Thursday, October 14, 2004

Helping the kids

"If you're not part of the solution, you're part of the problem."

For a several months now, I have been volunteering with the county to help youth who have committed their first offense get a second chance to enter adulthood without a criminal record. Most of them are good kids that made a stupid mistake, they are worthy of a second chance. But there's the other bunch. The one's with broken homes or non-attentive parents, the ones you know if they continue will end up dead or in jail, the ones you think may be a lost cause because they know they want to rebellious. Raising a teenager has to be the hardest phase of a parents life.

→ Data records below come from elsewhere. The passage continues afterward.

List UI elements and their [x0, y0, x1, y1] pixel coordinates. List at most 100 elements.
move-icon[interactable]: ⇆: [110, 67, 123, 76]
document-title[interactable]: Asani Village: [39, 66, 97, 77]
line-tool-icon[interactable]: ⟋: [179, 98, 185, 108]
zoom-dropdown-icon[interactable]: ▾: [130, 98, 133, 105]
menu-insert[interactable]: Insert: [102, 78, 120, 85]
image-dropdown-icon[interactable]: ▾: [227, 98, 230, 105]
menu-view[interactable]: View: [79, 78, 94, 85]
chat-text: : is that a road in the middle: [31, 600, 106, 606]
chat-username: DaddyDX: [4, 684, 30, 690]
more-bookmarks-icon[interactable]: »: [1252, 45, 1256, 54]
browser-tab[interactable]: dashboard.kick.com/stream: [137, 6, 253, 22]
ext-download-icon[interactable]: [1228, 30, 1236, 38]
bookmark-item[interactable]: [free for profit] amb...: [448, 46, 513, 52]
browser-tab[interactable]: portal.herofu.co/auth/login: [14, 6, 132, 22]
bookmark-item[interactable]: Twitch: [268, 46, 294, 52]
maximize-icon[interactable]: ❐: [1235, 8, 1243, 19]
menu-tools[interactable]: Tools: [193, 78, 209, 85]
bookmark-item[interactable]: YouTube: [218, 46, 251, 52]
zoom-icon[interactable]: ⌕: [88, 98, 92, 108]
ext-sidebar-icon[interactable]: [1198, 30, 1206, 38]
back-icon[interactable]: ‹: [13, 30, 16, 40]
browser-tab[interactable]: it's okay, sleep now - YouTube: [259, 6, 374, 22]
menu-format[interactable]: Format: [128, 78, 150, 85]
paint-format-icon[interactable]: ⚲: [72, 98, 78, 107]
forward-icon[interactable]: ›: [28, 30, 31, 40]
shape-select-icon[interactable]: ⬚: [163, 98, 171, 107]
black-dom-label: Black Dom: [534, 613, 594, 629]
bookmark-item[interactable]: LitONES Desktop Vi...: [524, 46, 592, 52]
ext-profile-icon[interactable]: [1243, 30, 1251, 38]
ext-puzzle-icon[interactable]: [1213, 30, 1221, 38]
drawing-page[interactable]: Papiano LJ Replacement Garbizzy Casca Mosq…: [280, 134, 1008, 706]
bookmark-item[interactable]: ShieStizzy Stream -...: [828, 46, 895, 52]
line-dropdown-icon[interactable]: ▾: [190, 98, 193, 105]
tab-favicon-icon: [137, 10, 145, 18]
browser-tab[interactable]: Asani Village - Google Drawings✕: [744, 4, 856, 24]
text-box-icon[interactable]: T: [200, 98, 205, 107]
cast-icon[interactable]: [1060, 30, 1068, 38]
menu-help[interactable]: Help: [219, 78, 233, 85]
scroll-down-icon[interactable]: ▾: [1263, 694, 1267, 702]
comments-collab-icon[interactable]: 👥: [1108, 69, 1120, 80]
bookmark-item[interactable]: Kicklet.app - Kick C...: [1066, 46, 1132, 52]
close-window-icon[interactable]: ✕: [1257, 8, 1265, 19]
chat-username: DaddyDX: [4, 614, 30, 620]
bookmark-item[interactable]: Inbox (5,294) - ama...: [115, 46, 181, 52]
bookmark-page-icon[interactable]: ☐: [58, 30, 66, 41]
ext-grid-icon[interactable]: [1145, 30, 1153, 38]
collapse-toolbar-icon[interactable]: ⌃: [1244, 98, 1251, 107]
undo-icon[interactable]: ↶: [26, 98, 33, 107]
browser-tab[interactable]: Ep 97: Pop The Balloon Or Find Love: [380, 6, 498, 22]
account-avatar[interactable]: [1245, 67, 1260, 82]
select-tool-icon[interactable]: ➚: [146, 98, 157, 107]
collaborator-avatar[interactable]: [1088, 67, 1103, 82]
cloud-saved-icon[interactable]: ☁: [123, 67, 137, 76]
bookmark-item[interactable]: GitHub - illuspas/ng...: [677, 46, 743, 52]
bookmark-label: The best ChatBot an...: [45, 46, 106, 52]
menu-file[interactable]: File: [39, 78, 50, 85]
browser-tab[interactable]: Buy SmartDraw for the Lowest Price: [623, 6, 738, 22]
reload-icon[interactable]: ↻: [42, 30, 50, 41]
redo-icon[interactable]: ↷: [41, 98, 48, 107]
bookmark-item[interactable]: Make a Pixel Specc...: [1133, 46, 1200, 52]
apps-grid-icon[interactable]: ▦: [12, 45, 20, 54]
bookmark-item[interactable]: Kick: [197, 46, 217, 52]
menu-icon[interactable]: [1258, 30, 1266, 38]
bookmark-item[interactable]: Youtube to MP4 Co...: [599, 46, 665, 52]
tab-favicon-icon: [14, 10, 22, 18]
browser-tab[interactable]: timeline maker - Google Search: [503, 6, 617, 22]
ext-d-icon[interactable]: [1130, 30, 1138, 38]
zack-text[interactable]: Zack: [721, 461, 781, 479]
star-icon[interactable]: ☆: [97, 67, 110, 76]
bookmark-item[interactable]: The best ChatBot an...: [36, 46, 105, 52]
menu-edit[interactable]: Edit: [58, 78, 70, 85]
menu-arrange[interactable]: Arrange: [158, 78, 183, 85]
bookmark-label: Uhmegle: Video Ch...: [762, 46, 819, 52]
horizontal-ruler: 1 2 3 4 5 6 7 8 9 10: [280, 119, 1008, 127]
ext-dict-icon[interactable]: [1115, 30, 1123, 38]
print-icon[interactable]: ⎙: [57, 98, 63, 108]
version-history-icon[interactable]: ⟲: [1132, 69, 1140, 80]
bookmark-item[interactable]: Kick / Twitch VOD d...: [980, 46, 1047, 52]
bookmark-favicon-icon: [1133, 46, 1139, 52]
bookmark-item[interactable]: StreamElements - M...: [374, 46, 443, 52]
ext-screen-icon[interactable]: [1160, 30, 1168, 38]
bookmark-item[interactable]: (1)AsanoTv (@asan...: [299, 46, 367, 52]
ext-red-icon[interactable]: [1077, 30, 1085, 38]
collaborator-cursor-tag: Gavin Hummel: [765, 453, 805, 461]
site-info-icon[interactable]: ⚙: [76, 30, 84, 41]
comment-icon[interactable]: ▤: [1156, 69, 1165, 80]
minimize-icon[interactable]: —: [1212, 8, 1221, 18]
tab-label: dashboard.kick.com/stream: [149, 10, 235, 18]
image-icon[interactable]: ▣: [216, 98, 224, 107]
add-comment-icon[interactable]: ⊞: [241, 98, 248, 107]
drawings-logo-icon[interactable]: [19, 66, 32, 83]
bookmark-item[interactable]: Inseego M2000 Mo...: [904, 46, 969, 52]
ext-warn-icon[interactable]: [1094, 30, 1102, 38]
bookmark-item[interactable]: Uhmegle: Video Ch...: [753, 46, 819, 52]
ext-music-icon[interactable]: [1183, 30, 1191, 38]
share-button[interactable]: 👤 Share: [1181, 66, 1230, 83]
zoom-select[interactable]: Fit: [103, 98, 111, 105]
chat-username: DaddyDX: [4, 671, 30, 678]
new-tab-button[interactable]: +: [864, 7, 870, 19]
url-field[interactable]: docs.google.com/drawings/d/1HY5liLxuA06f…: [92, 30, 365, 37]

I heard three cases. One kid just received STATE honors in Biology and goes to basketball camps in other states. Definitely bound for great glory and held up on a pedastal. The board didn't want me to handle his case, they gave me the bas-ass rebellious kid that needs a stern male influence. I'll do the best I can to make him want to do right, excell, and follow his dreams. He's one of those teenages who knows more than everyone else, so doesn't believe what adults tell them. Was I that bad?

1 Comments:

At 2:53 PM, Anonymous Anonymous said...

It's great that you don't leave the children drowning without offering them a rope. It's their choice if they reach out to take it. I'v never raised a child, but I do think Black children are taught to follow directions without question (while white kids are answered when they ask why). IMO its from slavery, Jim Crow and lynchings when you had to do what the adult said. I think a child who asks the questions and doesn't believe anything without some explanation is destined for a wonderful future. Don't go like a sheep to slaugther. I think you should nurture his desire to know why, and teach him to be more productive and positive with his instincts.